The arrest of Dominique Strauss-Kahn left his country’s media in a French twist yesterday.

While French politicians demanded “prudence” until all the facts emerge, the scandal involving the International Monetary Fund chief dominated front pages and television news as pundits predicted it could destroy the Socialist Party’s chances at capturing the presidency next year.

An editorial in the Paris daily Libération titled “A Huge Waste” noted that if Strauss-Kahn is found guilty, his exit from the race would “[throw] dynamite on the entire campaign.”

The accusations come on the eve of a Socialist primary, and the latest polls show he is the front-runner.

Le Figaro, one of the nation’s largest dailies, used a photo essay to seemingly draw parallels between Strauss-Kahn and the sexual escapades of Italy’s prime minister, Silvio Berlusconi, and former US President Bill Clinton.

The newspaper, which devoted nine stories on its Web page to the scandal, asked its readers to vote online on whether they thought Strauss-Kahn’s political career is over.
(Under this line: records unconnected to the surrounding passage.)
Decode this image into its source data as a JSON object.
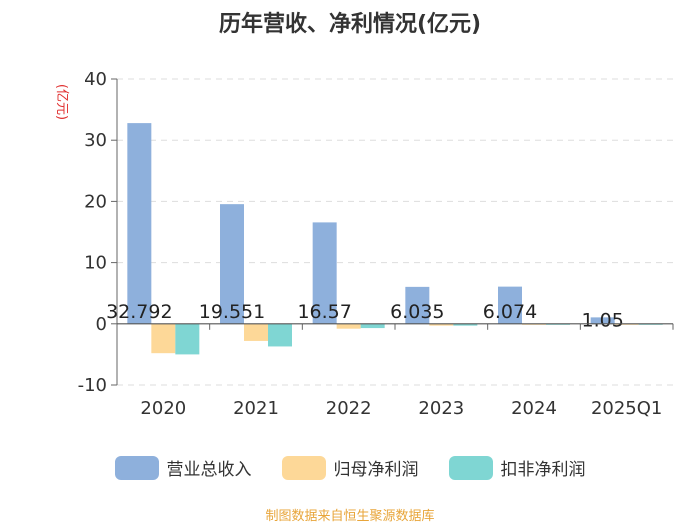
{
  "chart_data": {
    "type": "bar",
    "title": "历年营收、净利情况(亿元)",
    "ylabel": "(亿元)",
    "xlabel": "",
    "categories": [
      "2020",
      "2021",
      "2022",
      "2023",
      "2024",
      "2025Q1"
    ],
    "ylim": [
      -10,
      40
    ],
    "yticks": [
      -10,
      0,
      10,
      20,
      30,
      40
    ],
    "grid": true,
    "legend_position": "bottom",
    "series": [
      {
        "name": "营业总收入",
        "color": "#8eb0dc",
        "values": [
          32.792,
          19.551,
          16.57,
          6.035,
          6.074,
          1.05
        ]
      },
      {
        "name": "归母净利润",
        "color": "#fdd898",
        "values": [
          -4.8,
          -2.8,
          -0.8,
          -0.3,
          -0.1,
          -0.05
        ]
      },
      {
        "name": "扣非净利润",
        "color": "#7fd6d3",
        "values": [
          -5.0,
          -3.7,
          -0.7,
          -0.3,
          -0.1,
          -0.05
        ]
      }
    ],
    "data_labels": [
      "32.792",
      "19.551",
      "16.57",
      "6.035",
      "6.074",
      "1.05"
    ]
  },
  "footer": {
    "source": "制图数据来自恒生聚源数据库"
  }
}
The weekly social democrat magazine Le Nouvel Observateur suggested in an editorial that darker forces may be at work amid the accusations, noting that “certain people are already speaking of a political trap.”

The paper said news of the alleged sexual assault first broke on Twitter in a posting from Jonathan Pinet, a young member of the Union for a Popular Movement, the party backing current French President Nicolas Sarkozy.

Meanwhile, the main headline in the online version of Le Point, France’s most influential news magazine, asked its readers: “Who profits from the DSK Scandal?”

Strauss-Kahn, France’s ex-finance minister and a candidate in the 2006 Socialist presidential primaries, had been expected to resign his post as IMF chief and run in next year’s presidential elections.